E' necessario un approccio diverso, sostiene Ginny Hill nel suo dettagliato report pubblicato dal think tank britannico Chatam House. I governi occidentali dovrebbero stringere i propri rapporti di collaborazione con i membri del Consiglio di Cooperazione del Golfo (Ccg), in particolar modo con l'Arabia Saudita. La posta in gioco è altissima poiché l'instabilità dello Yemen, se non contenuta, potrebbe espandersi e contagiare un vasto quadrante geopolitico, dal nord del Kenya, attraverso la Somalia e il Golfo di Aden, per arrivare all'Arabia Saudita. La pirateria, il crimine organizzato e l'estremismo jihadista riuscirebbero così a prosperare indisturbati, con implicazioni di notevole gravità per la sicurezza delle rotte marine, del transito attraverso lo Stretto di Suez e per la stabilità dei paesi vicini allo Yemen.

Le sfide alla propria sicurezza che Sana'a si trova attualmente ad affrontare sono sintomi di problematiche dalle radici molto profonde. Se si seguiterà a ignorare la natura delle cause della crisi attuale, che sta erodendo dalle fondamenta le istituzioni statali, al-Qaeda e i gruppi affiliati troveranno sempre più spazio per operare sul confine. Gli occidentali, e in generale chiunque abbia interessa alla stabilità dell'area, hanno il compito di contribuire con il loro expertise anti-terroristico, ma anche di favorire una comprensiva riforma sistemica nei paesi del Golfo, tale da agevolarne una progressiva transizione verso economie meno di dipendenti dalle esportazioni petrolifere. Oggi è il caso dello Yemen, in futuro potrebbe toccare all'Arabia Saudita.

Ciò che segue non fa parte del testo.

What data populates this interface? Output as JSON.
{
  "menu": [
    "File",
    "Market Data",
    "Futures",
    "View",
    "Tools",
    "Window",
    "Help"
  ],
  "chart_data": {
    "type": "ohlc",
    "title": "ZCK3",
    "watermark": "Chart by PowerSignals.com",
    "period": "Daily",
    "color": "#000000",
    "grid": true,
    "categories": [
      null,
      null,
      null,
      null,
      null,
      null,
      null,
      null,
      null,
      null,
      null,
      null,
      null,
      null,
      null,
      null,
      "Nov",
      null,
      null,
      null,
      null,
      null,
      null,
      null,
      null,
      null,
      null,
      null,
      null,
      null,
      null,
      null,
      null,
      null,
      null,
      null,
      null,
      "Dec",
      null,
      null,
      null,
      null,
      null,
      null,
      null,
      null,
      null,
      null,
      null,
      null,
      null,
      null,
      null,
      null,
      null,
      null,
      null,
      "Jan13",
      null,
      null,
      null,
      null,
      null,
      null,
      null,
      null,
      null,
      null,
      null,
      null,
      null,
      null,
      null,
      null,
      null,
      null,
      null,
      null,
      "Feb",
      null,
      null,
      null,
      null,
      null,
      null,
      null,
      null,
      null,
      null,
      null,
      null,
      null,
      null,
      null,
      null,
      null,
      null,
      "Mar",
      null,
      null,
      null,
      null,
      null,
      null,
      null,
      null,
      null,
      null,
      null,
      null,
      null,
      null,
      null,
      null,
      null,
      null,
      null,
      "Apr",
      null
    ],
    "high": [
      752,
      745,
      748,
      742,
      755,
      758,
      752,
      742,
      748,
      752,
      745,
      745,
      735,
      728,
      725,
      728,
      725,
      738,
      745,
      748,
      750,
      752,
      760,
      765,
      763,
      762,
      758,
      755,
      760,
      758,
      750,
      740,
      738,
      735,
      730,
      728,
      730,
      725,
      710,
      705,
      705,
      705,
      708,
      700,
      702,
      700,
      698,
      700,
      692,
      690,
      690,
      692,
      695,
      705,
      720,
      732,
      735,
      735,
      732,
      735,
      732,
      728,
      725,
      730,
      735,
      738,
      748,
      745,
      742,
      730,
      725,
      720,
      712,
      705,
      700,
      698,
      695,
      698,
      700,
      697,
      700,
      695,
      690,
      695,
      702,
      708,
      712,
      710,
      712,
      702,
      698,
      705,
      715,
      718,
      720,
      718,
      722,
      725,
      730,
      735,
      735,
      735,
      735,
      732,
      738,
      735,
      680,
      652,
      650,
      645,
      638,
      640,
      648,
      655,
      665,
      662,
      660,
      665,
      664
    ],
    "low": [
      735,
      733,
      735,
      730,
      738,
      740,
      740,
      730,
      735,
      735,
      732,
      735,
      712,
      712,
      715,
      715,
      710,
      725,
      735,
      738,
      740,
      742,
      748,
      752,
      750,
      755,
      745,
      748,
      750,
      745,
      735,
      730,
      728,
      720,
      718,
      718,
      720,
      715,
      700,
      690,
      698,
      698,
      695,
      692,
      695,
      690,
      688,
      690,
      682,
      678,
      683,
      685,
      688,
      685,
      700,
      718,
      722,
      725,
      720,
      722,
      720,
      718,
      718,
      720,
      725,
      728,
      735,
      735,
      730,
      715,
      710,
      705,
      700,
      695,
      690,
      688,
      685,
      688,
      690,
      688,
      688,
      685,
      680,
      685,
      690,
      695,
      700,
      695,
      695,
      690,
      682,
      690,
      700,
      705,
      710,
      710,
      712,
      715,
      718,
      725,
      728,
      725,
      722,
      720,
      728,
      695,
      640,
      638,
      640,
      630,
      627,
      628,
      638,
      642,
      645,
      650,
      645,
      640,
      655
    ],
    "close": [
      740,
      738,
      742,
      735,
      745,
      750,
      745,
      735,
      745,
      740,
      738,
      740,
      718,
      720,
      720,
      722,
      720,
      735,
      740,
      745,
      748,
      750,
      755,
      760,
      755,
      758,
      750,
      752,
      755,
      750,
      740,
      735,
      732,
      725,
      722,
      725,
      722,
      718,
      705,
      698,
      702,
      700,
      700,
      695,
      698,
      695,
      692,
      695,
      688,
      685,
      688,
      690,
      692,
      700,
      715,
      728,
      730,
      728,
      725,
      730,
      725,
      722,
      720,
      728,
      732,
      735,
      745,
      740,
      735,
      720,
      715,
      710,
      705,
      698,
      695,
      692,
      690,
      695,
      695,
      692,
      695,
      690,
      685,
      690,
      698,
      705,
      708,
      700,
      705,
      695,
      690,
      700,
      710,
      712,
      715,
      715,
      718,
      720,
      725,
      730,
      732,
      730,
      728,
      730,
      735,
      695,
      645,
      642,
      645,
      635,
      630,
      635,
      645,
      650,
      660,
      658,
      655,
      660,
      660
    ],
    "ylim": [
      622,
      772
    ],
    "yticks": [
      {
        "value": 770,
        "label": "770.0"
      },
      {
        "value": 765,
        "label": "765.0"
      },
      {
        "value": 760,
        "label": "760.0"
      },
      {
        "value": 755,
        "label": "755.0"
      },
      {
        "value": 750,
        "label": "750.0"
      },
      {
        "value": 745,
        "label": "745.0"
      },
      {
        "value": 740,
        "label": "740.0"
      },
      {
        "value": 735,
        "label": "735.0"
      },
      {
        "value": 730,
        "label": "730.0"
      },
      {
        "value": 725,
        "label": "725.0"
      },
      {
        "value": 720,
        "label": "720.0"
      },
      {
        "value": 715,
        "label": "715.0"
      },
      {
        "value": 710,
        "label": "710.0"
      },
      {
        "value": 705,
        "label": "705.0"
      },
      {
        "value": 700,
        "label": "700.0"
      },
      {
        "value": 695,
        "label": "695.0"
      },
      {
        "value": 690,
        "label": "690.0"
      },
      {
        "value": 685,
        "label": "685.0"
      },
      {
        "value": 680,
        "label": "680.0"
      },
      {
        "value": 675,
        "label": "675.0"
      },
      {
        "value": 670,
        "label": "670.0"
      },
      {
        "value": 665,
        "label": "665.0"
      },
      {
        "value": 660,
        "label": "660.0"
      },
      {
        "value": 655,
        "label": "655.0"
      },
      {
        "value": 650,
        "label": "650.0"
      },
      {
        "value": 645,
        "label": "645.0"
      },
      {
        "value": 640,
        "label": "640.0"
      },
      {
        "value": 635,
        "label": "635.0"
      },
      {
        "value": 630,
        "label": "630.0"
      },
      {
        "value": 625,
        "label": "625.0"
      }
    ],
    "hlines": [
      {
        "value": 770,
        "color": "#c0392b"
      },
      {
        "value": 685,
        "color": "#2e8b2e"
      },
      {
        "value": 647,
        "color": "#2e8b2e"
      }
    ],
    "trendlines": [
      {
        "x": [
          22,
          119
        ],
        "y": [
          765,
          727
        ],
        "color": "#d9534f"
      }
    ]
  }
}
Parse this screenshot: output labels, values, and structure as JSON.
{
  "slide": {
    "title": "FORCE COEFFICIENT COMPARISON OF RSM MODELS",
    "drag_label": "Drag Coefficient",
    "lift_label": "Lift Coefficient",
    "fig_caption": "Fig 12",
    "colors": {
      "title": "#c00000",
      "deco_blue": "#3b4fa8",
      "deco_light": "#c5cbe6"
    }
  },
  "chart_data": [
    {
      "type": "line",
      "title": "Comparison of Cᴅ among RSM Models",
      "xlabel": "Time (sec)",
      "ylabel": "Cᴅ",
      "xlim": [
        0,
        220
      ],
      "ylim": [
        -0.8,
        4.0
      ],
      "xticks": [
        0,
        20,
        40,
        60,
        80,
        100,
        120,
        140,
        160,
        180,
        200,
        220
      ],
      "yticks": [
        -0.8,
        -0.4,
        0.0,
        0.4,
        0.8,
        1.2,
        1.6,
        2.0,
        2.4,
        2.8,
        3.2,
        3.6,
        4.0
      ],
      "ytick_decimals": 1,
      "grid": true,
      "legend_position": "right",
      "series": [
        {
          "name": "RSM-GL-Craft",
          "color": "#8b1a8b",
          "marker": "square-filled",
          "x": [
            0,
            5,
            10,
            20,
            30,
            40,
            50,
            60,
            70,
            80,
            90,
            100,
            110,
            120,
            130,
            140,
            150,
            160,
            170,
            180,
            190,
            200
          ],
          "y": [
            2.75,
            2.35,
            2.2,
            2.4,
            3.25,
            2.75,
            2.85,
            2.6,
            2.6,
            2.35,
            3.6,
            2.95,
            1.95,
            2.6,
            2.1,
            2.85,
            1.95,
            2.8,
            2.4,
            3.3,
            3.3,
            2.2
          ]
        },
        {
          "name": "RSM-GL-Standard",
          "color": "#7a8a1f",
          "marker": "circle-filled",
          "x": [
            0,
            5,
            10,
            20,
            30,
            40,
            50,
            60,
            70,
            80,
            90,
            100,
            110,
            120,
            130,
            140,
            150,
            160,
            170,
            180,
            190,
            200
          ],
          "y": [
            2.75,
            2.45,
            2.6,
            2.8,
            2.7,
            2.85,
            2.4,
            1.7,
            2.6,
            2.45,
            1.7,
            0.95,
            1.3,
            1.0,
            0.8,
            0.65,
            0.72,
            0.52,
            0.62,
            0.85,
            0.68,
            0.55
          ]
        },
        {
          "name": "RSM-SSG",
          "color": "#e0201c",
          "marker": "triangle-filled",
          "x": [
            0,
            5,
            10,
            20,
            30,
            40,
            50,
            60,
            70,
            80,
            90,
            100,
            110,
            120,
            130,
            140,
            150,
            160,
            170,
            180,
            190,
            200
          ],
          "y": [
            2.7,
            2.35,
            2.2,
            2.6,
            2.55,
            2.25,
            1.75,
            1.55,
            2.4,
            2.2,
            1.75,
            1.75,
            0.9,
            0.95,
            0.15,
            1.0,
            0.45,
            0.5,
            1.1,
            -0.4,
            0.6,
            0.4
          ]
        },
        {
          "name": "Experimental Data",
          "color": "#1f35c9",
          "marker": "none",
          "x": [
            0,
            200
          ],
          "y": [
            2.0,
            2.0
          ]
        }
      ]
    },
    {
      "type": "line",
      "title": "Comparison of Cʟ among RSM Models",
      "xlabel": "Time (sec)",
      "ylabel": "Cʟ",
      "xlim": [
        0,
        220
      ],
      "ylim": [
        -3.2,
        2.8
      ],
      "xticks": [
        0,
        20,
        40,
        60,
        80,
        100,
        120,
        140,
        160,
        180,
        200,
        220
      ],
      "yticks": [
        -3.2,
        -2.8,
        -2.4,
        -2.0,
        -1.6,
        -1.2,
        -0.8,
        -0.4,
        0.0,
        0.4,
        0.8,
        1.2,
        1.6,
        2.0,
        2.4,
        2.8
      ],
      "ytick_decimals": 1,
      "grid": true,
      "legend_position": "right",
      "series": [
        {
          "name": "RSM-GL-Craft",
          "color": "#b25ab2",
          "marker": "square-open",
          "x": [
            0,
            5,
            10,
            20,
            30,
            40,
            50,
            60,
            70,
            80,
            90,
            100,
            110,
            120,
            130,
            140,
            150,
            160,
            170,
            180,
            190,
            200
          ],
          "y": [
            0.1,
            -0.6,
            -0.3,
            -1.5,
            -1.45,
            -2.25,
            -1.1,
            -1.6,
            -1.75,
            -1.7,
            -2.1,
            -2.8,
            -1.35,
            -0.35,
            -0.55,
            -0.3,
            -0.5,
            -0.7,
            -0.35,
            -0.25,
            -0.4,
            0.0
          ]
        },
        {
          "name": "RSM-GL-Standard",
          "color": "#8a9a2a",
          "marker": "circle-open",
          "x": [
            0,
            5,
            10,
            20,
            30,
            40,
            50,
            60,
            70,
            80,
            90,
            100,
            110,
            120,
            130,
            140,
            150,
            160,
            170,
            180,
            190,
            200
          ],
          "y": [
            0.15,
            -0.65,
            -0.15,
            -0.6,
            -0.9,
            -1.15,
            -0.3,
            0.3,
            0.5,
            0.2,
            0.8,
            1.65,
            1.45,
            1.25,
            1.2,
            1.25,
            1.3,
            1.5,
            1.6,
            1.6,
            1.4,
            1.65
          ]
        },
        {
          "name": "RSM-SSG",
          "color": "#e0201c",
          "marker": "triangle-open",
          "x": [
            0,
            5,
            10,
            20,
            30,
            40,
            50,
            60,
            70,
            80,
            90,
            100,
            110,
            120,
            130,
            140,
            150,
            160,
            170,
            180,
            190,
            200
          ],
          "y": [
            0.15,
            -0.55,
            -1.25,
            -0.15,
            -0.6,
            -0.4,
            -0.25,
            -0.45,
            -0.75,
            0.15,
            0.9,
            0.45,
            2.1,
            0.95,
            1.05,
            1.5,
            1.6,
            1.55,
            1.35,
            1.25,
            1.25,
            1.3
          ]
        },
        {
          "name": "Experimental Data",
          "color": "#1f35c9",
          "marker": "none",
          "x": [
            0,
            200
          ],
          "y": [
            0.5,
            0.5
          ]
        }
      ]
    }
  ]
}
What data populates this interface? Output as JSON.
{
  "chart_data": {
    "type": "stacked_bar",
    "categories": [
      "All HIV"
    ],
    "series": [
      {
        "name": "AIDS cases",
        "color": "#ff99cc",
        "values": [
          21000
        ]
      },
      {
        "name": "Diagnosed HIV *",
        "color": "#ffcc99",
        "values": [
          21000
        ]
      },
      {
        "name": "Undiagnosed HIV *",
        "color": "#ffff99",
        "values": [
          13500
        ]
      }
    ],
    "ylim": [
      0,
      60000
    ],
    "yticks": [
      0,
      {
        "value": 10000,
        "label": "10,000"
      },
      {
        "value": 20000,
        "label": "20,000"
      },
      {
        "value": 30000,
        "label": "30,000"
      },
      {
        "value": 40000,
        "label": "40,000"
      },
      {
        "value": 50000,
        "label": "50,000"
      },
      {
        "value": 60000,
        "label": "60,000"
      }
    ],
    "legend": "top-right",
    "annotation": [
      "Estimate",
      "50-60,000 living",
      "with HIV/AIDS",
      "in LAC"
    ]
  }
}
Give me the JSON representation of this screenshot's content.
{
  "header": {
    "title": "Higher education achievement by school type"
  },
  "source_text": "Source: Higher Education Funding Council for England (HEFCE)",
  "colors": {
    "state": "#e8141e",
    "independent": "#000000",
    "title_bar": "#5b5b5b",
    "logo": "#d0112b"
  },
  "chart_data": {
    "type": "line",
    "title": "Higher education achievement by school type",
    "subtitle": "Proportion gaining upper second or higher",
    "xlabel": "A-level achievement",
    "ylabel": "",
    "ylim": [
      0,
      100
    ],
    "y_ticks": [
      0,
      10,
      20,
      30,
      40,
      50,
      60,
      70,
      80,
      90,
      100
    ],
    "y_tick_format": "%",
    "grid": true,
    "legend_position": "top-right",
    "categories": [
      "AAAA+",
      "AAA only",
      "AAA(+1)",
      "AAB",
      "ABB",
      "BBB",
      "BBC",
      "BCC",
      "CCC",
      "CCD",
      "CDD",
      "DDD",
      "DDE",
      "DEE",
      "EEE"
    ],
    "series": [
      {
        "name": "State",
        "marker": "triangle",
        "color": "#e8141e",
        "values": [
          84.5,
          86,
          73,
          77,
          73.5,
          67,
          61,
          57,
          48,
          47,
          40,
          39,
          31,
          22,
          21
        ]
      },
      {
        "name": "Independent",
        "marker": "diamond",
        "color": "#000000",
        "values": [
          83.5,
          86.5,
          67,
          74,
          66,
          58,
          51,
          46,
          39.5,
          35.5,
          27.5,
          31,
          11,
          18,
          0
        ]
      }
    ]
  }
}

Il budget del governo di Saleh è sproporzionatamente dipendente dalle entrate legate all'export di greggio, mentre gli investimenti negli atri settori dell'economia rimangono insufficienti per garantire la sostenibilità del sistema paese. Sotto questo profilo, è da notare che i 5 miliardi di dollari in aiuti allo sviluppo promessi dai donatori internazionali nel 2006 sono stati erogati in minima parte. Allo stesso modo, gli sforzi diplomatici per indurre Saleh a dar vita a un processo di riforma inclusivo e trasparente del sistema politico nazionale si sono rivelati inconsistenti. In queste condizioni la temperatura dei conflitti interni è destinata ad alzarsi ancora. L'humus ideale perché lo jihadismo possa crescere e alimentarsi,

E' necessario fare di più, ma con una controindicazione. Una mediazione diretta occidentale sarebbe inopportuna e controproducente: un ruolo centrale nel comporre le fratture tra governo centrale e gruppi ribelli deve spettare agli stati arabi, certamente con un fattivo e discreto sostegno degli alleati americani ed europei. Il dramma attuale dello Yemen, con le sue ricadute in termini di insicurezza e instabilità, rappresenta una cupa anticipazione di quanto potrebbe accadere ai suoi vicini della Penisola araba. Motivo per cui i paesi del Ccg hanno tutto l'interesse a promuovere fattivamente la normalizzazione dello Yemen, mediante un approccio strategico che consideri parte del problema anche la regione del Corno d'Africa. Urge la costituzione di un gruppo di contatto internazionale che si incarichi al più presto di identificare e analizzare le sfide emergenti non solo nello Yemen, ma anche in Somalia e sul Golfo di Aden.